Num país onde política e delinquência andam juntas, a atmosfera não está apenas coalhada de versões, mas de álibis. Para entendê-los, valho-me da experiência de repórter policial e não da política. Nesse campo, as negativas costumam ser radicais, como o criminoso que diz que estava fora de si, o corpo desobedeceu a mente.

Paulo Maluf diz que não tem conta na Suíça, a assinatura não é sua. Eduardo Cunha diz que apenas seu advogado pode dizer se tem ou não contas na Suíça. Dilma diz que no seu governo não há corrupção, Lula que não tinha intimidade com o pecuarista José Carlos Bumlai, a quem deu acesso livre ao seu gabinete.
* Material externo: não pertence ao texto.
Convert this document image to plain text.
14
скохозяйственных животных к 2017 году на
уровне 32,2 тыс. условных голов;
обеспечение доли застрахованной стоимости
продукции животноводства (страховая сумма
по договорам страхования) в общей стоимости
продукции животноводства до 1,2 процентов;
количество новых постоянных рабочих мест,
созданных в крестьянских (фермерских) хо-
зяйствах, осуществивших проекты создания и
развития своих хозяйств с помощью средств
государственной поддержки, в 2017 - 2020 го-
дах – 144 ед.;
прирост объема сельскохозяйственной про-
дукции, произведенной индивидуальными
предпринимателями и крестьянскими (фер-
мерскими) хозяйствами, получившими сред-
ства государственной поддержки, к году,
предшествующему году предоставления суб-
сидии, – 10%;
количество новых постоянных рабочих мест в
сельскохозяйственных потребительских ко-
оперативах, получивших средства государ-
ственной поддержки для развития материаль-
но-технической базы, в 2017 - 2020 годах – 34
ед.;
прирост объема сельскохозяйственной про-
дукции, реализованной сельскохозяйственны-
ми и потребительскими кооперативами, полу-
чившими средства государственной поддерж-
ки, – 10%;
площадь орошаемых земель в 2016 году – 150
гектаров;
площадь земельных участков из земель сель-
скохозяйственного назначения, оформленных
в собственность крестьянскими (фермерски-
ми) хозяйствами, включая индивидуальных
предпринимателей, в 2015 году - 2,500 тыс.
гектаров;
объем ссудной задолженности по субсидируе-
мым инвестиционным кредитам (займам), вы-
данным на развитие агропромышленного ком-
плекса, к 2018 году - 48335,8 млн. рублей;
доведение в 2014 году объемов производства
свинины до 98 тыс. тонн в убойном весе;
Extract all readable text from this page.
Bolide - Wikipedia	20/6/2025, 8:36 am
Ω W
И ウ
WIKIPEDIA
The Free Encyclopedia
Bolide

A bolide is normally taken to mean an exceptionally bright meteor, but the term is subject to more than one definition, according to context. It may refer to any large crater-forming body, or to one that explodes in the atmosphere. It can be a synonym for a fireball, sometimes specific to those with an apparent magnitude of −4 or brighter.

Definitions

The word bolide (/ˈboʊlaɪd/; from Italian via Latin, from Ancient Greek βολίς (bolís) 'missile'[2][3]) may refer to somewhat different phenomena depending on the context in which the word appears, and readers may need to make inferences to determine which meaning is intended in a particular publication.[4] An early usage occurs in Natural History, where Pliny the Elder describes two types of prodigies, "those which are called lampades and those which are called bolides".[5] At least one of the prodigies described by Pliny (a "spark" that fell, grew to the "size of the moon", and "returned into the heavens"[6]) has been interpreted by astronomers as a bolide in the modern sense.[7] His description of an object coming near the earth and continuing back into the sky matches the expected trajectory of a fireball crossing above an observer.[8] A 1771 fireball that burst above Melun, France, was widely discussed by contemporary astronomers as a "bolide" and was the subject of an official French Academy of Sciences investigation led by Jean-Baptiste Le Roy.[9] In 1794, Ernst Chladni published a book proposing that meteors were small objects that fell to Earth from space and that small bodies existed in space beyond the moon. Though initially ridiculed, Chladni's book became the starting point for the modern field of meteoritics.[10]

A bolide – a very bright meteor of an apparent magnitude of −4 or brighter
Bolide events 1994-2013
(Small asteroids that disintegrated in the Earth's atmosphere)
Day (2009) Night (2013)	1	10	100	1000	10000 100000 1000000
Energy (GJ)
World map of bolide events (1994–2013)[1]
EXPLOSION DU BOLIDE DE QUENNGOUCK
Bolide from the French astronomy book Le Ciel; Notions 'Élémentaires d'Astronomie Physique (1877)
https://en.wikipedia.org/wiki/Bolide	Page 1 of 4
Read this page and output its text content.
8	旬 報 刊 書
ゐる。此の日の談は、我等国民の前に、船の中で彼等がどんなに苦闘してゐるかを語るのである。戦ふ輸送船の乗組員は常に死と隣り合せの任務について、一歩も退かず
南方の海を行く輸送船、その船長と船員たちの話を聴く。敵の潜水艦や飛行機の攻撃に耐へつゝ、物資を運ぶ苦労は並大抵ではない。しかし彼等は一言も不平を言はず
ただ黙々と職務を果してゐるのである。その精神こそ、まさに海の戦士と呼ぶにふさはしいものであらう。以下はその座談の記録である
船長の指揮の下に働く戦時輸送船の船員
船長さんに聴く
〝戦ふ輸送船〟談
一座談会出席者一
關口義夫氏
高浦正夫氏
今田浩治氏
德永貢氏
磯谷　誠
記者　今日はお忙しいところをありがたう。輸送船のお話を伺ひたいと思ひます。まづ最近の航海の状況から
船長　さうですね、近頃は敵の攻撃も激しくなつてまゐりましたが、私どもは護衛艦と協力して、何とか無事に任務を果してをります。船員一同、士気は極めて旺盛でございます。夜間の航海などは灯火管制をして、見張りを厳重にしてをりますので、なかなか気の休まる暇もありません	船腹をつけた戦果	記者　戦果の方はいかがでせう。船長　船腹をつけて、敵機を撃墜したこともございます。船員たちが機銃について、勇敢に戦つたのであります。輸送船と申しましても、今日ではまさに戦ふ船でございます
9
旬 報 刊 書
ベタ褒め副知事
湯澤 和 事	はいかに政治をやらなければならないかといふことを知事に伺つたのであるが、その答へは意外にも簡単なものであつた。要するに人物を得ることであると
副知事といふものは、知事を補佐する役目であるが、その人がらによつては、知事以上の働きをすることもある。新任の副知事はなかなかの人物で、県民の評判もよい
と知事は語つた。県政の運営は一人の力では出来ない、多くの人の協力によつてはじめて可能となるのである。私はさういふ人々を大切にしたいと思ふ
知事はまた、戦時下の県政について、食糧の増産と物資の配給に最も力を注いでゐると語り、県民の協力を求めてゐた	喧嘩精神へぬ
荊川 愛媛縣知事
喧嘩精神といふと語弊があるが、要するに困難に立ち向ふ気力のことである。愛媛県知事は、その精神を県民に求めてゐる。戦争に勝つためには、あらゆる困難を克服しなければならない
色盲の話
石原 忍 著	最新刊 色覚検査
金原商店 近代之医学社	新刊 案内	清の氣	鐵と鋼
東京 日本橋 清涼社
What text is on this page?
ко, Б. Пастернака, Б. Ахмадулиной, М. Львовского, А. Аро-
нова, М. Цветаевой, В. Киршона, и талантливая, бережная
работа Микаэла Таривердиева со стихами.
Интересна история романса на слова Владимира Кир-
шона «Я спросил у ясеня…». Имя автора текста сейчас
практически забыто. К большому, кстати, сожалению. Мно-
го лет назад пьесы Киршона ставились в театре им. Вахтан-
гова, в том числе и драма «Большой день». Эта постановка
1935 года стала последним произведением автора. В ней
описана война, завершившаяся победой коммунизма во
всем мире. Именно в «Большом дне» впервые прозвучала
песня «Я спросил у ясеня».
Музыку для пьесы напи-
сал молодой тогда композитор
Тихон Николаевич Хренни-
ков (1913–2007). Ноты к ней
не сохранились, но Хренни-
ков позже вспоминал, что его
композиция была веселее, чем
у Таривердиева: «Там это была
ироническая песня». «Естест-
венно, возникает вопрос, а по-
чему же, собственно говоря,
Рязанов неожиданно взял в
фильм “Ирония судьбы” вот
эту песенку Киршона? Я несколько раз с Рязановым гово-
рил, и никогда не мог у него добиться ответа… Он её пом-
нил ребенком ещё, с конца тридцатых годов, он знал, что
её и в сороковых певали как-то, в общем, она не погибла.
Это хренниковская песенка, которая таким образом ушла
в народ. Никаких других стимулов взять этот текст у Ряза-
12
Na verdade, não estão falando para a sociedade, mas para a polícia. Sua linguagem pode me parecer egocêntrica, pelos padrões de uma conversa adulta. Mas é a única que conseguem falar nesse momento. Os suspeitos seguem em cena e a vida do país se degradando, na economia com o desemprego, no meio ambiente com El Niño. 

Mais de uma centena de cidades do Rio Grande do Sul em emergência. Seca no Sudeste e no Nordeste. Em Minas, aumentou em 77% o número de incêndios em área de preservação ambiental. Três grandes metrópoles — São Paulo, Rio e Belo Horizonte vão ter menos água ainda. Falar de El Niño nesse universo político é arriscar o álibi uníssono; mas esse filho não é meu. Se as versões são livres, que tal esta, que o poeta Affonso Romano dizia, quando jovem pregador em Minas: “Arrependei-vos, ó raça de víboras, o juízo final está próximo”.